Offshoring in Deutschland

Die Inder sind da

06.09.2010
Von 


Joachim Hackmann ist Principal Consultant bei PAC – a teknowlogy Group company in München. Vorher war er viele Jahre lang als leitender Redakteur und Chefreporter bei der COMPUTERWOCHE tätig.

Die Offshoring-Probleme

Quelle: Torsten Gründer
Quelle: Torsten Gründer

Dennoch wird das Offshoring-Business in Deutschland kein Selbstläufer. Schon früherer haben die Inder versucht, vom Ausland aus das hiesige Geschäft anzukurbeln - mit bescheidenem Erfolg. Die Geschichte der indischen Anbieter in Deutschland ist geprägt von wechselnden Geschäftsführern und Ansprechpartnern, Missverständnissen, kulturellen Unterschieden, ausufernden Projekten und unzufriedenen Kunden.

"Wir hatten Budget-Überschreitungen im siebenstelligen Bereich", schimpft ein Anwender, der nicht genannt werden möchte. "Die Inder haben wochenlang gearbeitet und Kosten produziert, aber nicht das Ergebnis abgeliefert, das wir erwartet haben." Die Geschäftsbeziehung zu beenden kam nicht in Frage, weil das Topmanagement auf Offshoring beharrte. Angesichts dieser schlechten Erfahrung hat sich die IT-Abteilung in den Folgeprojekten entschlossen, die indischen Kollegen durch eigene Mitarbeiter eng zu führen. Dadurch stiegen zwar die internen Kosten, doch die externe Rechnung fiel erfreulich gering aus, so dass das Management das Projekt als Erfolg wertete.

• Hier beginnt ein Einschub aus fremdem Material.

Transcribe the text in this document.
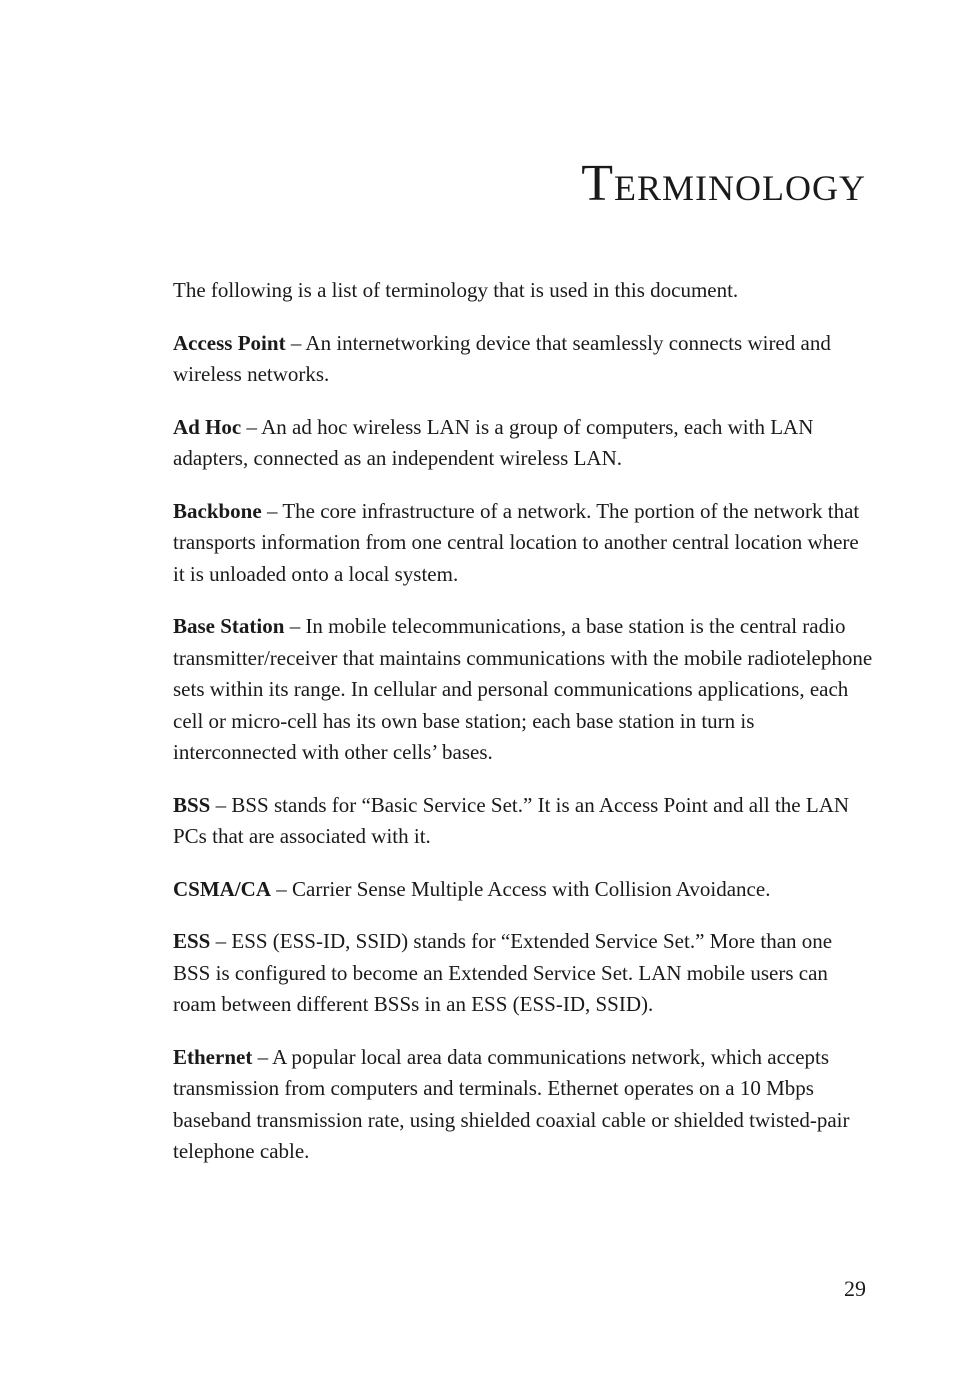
Terminology

The following is a list of terminology that is used in this document.

Access Point – An internetworking device that seamlessly connects wired and wireless networks.

Ad Hoc – An ad hoc wireless LAN is a group of computers, each with LAN adapters, connected as an independent wireless LAN.

Backbone – The core infrastructure of a network. The portion of the network that transports information from one central location to another central location where it is unloaded onto a local system.

Base Station – In mobile telecommunications, a base station is the central radio transmitter/receiver that maintains communications with the mobile radiotelephone sets within its range. In cellular and personal communications applications, each cell or micro-cell has its own base station; each base station in turn is interconnected with other cells’ bases.

BSS – BSS stands for “Basic Service Set.” It is an Access Point and all the LAN PCs that are associated with it.

CSMA/CA – Carrier Sense Multiple Access with Collision Avoidance.

ESS – ESS (ESS-ID, SSID) stands for “Extended Service Set.” More than one BSS is configured to become an Extended Service Set. LAN mobile users can roam between different BSSs in an ESS (ESS-ID, SSID).

Ethernet – A popular local area data communications network, which accepts transmission from computers and terminals. Ethernet operates on a 10 Mbps baseband transmission rate, using shielded coaxial cable or shielded twisted-pair telephone cable.

29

Auch die Sprache erwies sich als Problem, und zwar nicht in der Kommunikation zwischen den Geschäftspartnern, sondern in der Dokumentation. Aufgabe des indischen Anbieters war die Überarbeitung einer alten Software. Die Erläuterungen im Softwarecode hatten die früheren Programmierer in Deutsch verfasst. Damit konnten die indischen Experten wiederum nicht arbeiten, so dass die IT-Abteilung eigene IT-Kräfte für die Übersetzung abstellen musste. Das missfiel den internen Mitarbeitern, sie empfanden die externen Spezialisten als zusätzliche Belastung.

Als Kernproblem erwiesen sich jedoch die kulturellen Unterschiede. Womit die Deutschen schwer zurechtkamen, war die strenge Hierarchie in Indien. An den Diskussionen in Projekt-Meetings beteiligten sich ausschließlich die Projektleiter. Die ebenfalls anwesenden Spezialisten hätten mit ihrem technischen und fachlichen Know-how Unklarheiten beseitigen können. Doch sie schwiegen. Die Auswirkungen waren gravierend: "Der indische Partner hatte nicht verstanden, was wir von ihm wollten, und konnte dadurch den Aufwand nicht abschätzen", berichtet der Anwender. Der genaue Blick auf je ein Angebot eines indischen und eines deutschen Providers zeigte, dass die Inder im Vergleich zu den Deutschen mit mehr als dem vierfachen Aufwand kalkuliert hatten. Nur wegen der niedrigen Personalkosten fiel das indische Angebot dennoch um rund zehn Prozent günstiger aus.

Heikel war zudem jegliche Art von Kritik. Probleme direkt und unverblümt anzusprechen, widerspricht dem indischen Höflichkeitsempfinden. Die Kritisierten stellten - so die Erfahrung des Anwenders - die Arbeiten ein oder boykottierten sie. Grundsätzlich hielten sich die indischen Spezialisten damit zurück, Schwierigkeiten im Projekt zu melden. Die Fehler mussten später unter Zeitdruck behoben werden. "Die indischen Kollegen sind sehr gut ausgebildet. Dennoch ist die Zusammenarbeit in komplexen Projekten schwierig, weil sie sehr eng geführt werden müssen. Die dadurch anfallenden internen Kosten machen den Business Case nahezu unkalkulierbar", resümiert der Anwender. Offshoring sei vor allem für wiederkehrende, standardisierte und einfache Arbeiten gut geeignet.